What exactly does it mean to "cast a spell?" To begin to understand this term in it's entirety we must define it. However, since this Practical Magick series is devoted to my own magickal lifestyle, I will need to provide you with a definition which reflects how I practice the art of Spellcraft. (In other words, don't try to find my definition in any dictionary.) SPELL CASTING: The process of instigating "change" through the use of a focused action. The change is one which takes place as a direct result of the action itself or a combination of instigated actions by one or more persons. When we consider this definition, we can see that a "spell" is nothing more than a combination of focused will and action. There is a famous proverb which states the basic principle for cause and effect, and that is "for every action, there is a reaction." So it is very important to consider what the possible results are going to be before we set any magickal mechanism into motion. To learn how to anticipate the rewards or consequences for what you will be doing in the magickal realm, you must first evaluate yourself in the area of "will & faith" on the physical level. (Sound familiar?) Your ability to "will" yourself to act should be complimented by your faith to allow things to run their course without further interference. "Over reaction" in other words, can undo anything you set in motion, magickally or otherwise. Sometimes over reacting can actually change the course of events which might have been favorable and turn them into an undoing process. (Think about it.) Events on the spiritual level are not much different than on the physical level. With this in mind, can you think of a time in your life where you over reacted and caused a situation to get worse instead of better? When we perform an act of will, and then out of fear or insecurity perform further actions "just to make sure," we will have set in motion more than just the original mechanism. Instead, now we have several mechanisms working and sometimes crashing into each other completely undoing the process all together.

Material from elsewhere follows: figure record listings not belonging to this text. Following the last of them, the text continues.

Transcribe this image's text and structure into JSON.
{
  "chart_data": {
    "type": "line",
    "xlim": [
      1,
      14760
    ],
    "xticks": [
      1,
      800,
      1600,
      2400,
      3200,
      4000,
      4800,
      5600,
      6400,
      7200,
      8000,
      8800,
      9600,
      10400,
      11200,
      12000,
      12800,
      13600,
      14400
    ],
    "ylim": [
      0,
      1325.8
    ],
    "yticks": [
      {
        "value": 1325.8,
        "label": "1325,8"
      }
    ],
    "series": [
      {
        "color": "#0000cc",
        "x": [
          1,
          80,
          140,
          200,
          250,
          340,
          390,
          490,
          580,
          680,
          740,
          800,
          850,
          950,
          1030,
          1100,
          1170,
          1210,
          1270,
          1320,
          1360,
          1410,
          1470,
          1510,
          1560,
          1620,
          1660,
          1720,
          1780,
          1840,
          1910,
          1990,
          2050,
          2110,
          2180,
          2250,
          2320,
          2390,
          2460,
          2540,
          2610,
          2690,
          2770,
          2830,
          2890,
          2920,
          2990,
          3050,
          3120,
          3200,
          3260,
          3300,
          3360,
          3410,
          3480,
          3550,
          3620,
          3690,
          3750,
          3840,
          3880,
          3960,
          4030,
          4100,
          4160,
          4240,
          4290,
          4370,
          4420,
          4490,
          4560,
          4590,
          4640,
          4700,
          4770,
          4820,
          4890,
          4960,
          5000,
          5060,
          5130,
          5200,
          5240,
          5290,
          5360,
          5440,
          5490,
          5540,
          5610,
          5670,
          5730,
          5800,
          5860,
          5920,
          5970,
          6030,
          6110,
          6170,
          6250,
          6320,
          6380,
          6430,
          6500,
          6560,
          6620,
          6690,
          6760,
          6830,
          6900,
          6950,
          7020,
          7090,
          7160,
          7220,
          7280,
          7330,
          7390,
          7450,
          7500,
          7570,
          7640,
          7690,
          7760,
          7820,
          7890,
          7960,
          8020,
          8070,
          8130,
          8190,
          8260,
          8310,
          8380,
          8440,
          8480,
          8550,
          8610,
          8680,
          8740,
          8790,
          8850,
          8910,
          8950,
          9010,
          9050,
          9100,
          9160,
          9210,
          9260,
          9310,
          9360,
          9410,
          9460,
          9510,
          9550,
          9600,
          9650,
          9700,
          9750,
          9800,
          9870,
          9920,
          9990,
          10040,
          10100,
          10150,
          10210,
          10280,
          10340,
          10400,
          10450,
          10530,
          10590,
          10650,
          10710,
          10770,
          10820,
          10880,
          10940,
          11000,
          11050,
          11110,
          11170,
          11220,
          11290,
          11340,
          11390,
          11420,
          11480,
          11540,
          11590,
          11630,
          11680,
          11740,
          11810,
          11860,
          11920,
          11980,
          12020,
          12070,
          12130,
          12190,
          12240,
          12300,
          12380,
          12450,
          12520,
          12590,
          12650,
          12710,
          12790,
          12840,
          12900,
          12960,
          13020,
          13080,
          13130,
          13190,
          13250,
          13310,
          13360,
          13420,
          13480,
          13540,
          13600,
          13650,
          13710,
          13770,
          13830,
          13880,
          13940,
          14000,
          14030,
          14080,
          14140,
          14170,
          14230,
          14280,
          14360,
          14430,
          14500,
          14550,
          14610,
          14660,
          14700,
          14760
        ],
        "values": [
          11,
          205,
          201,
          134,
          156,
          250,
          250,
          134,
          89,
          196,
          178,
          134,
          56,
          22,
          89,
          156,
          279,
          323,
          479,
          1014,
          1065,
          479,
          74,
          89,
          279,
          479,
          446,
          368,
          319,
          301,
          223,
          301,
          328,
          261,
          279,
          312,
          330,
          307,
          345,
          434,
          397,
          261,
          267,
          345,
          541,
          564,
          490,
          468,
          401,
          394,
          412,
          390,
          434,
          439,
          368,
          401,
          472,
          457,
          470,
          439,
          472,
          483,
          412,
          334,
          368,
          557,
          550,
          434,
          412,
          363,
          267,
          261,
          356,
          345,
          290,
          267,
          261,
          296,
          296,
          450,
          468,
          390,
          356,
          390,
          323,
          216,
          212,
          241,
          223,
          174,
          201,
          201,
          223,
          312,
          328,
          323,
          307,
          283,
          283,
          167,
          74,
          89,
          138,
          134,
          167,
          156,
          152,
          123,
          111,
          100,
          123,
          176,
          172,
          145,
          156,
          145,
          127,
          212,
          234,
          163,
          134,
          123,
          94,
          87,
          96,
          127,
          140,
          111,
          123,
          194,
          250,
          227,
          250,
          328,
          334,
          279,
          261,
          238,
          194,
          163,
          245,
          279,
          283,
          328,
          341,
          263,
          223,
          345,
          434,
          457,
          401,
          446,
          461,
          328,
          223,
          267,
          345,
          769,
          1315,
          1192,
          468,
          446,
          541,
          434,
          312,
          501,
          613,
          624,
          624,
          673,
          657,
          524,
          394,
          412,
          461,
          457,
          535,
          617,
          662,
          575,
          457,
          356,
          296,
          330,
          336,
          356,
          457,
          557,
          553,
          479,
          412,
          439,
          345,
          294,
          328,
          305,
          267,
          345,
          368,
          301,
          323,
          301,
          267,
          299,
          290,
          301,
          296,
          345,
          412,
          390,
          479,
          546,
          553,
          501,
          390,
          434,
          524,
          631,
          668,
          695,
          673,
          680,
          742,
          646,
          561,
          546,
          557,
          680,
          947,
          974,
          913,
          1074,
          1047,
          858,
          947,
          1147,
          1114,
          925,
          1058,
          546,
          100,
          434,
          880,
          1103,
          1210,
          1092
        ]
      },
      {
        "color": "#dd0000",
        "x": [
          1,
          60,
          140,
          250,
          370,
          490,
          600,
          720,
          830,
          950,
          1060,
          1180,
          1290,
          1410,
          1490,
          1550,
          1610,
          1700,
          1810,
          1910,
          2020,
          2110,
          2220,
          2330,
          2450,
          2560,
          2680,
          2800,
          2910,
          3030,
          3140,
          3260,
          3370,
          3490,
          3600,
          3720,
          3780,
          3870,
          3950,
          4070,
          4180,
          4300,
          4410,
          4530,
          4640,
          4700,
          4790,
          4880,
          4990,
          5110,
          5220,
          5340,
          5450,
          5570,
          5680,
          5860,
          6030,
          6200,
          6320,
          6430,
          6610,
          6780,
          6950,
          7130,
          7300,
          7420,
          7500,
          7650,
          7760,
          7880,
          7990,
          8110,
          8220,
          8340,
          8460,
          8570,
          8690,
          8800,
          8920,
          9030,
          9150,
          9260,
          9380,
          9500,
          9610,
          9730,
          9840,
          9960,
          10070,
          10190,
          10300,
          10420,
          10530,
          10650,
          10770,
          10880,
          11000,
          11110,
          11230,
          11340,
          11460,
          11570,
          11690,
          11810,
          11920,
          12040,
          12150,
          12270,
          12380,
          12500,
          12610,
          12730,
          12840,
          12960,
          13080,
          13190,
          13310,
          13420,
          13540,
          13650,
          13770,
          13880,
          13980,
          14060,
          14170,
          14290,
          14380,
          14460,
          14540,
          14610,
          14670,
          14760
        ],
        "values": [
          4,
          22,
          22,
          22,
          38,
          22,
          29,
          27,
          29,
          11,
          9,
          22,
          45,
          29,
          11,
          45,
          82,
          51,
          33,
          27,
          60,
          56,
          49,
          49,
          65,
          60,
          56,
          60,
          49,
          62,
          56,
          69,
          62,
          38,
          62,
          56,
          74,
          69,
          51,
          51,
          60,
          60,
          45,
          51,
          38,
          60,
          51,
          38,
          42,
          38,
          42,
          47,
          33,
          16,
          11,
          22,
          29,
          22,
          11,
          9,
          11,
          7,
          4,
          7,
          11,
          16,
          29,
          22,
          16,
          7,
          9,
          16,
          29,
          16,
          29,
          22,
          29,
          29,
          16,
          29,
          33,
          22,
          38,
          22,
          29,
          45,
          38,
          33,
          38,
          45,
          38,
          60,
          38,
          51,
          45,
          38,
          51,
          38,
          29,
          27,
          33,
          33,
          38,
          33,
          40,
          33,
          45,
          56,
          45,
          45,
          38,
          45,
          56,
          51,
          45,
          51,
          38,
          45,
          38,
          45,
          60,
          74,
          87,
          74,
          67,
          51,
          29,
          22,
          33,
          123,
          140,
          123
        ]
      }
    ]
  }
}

EXAMPLE: You feel that your employer should give you a raise and after much thought you decide that you will approach your supervisor and ask for one. This action itself will cause a reaction since you will either receive the answer of "No" or you will get the raise. Say for instance, that during the meeting, your supervisor informs you that he agrees you deserve a raise. However, due to circumstances your request must wait for a certain period of time. (For whatever the reason.) You gracefully accept the answer and then go back to doing your job with the intention of being patient and waiting to see if your supervisor will honor what he said. To follow up would be to meet again with your supervisor after the specified time had passed without any further acknowledgment. It is always important to give the benefit of the doubt because you never know what course your action needed to take to complete itself. (In other words, have "faith.") Your supervisor will then either grant you the raise or will give an answer which will cause you to set another action into motion, such as stating a time table when you expect to receive your pay increase, or an ultimatum, or whatever. On the other hand, your supervisor might just give you your raise and you will have gained respect for your assertiveness, patience and tactfulness. This gives to you not only more power and respect, but the manifestation your original desire, the raise itself.
Patience is an important key when it comes to cause and effect because
if we do not have the patience to allow things to run their course,
we might impede or stop the process all together. An example of how
this could happen in the case above; the individual might have
"nagged" the supervisor about the time table, or argued during
the first visit about the unfairness of the decision. These actions are
not only counter productive, but also "take away" from your power
when it comes to that particular environment. (Not to mention that
you probably won't get the raise either.)
So, remember that the principle of cause and effect is much the same in
the spiritual realm. Therefore it is very important to have the
"faith" that what you have set in motion is going to yield a result
of some sort. Equally as important is having the patience to allow
what you have started to run it's course. However, since you are
unable to witness the progress, there might be a strong temptation to set
other mechanisms into motion to "help" or speed things along. Resist
this temptation because you might not only hamper the original
mechanism, but change the outcome completely and possibly reap some
unexpected consequences. Patience IS indeed a virtue.